Earlier this week, a report from the USA Today said BCS officials and conference commissioners had decided to group their postseason options into four main categories, although the number of options branching from those categories ran much larger.
But as it turned out, almost all the options were somewhere between the status quo and downright awful. To make matters more confusing — as if three semifinal games to determine one championship game was sensible — a representative from one side of the dreaded Pac-12 option (i.e. option 2) didn’t even know it was an option.
“We as a group never discussed that,” Oregon State president and Pac-12 CEO group chairman Ed Ray said to the Wall Street Journal. “This is the first time I’m hearing it. But that doesn’t mean that people weren’t in conversations where all these things came up and somebody suggested it.”
I still think Jim Delany bypassed the BCS computer mainframe one night and added it in. Whether in jest or not, I’m unsure. It was probably one of those things that you joke about, but secretly gauge everyone’s reaction just in case they’re on board.

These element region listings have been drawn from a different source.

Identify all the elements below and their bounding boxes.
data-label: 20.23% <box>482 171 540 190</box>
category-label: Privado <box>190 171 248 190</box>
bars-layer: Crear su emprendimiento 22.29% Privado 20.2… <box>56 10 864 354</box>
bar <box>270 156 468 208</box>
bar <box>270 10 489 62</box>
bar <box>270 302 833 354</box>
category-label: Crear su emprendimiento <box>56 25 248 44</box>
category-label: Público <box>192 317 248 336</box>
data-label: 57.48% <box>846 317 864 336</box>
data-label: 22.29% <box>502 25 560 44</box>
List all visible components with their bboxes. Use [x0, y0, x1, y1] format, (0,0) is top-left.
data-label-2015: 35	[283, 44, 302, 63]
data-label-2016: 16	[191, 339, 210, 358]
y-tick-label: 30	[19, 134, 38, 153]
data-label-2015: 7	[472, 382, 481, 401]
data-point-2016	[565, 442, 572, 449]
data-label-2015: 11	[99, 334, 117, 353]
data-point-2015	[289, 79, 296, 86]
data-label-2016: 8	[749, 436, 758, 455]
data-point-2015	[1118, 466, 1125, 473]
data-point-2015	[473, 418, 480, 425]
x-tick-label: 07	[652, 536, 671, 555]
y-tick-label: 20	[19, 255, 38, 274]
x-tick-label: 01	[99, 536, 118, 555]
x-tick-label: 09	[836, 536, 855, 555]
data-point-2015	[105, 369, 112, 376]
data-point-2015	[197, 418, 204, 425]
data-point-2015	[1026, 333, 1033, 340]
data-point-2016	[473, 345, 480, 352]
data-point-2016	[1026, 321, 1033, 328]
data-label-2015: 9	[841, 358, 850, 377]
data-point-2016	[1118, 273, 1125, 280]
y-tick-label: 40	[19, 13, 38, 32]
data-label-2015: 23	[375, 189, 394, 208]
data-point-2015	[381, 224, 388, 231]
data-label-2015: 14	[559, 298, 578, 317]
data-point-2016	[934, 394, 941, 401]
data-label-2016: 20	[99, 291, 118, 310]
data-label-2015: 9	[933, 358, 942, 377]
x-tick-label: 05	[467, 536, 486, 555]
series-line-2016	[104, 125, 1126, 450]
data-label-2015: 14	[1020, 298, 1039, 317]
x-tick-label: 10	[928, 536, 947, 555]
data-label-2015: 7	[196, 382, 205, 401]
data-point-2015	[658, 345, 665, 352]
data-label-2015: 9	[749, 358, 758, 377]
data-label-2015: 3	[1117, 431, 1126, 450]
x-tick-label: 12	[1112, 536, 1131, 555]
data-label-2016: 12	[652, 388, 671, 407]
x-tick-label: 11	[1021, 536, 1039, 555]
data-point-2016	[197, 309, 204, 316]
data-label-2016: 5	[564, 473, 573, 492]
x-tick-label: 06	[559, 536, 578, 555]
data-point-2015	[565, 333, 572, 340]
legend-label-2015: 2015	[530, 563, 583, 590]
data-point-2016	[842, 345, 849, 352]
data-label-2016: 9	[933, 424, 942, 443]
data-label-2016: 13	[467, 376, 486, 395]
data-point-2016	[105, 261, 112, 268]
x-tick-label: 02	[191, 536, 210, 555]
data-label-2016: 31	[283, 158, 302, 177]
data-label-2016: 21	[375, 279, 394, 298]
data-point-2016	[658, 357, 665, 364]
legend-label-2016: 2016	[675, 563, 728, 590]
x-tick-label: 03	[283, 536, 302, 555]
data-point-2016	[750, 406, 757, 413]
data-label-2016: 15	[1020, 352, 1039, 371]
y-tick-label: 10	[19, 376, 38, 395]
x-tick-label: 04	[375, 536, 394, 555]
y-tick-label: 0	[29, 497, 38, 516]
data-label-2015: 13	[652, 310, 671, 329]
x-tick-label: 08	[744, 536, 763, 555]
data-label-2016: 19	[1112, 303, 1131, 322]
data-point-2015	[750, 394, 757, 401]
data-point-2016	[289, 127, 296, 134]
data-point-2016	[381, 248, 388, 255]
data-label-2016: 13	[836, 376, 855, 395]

But regardless of how the three semifinal option got to be its own choice worthy of consideration, it’s on the table. In theory, it could happen.
It’s still not real popular, though.
“This is not 1950, or 1960,” Georgia President Michael Adams said. “There are great schools in the [Atlantic Coast Conference] and the Southeastern Conference and the Big 12. I think it’s time to put everybody on an equal footing. I just reject the notion that the Big Ten and the Pac-12 ought to be treated differently in this process.
“If they can be accommodated without changing the entire process, then I think everyone is open to that,” Adams said. “I have great respect for the Big Ten and the Pac-12, and have two Big Ten degrees [from Ohio State]. But I don’t think that they have the right to dictate policy to all the rest of us.”
University of Nebraska chancellor Harvey Perlman said that wasn’t the intention of the idea, although he admitted he only spoke for himself and not the Big Ten.
The long and short of it is that, categorized options or not, this postseason discussion isn’t much less convoluted now than it was a few months ago when meetings began in Dallas.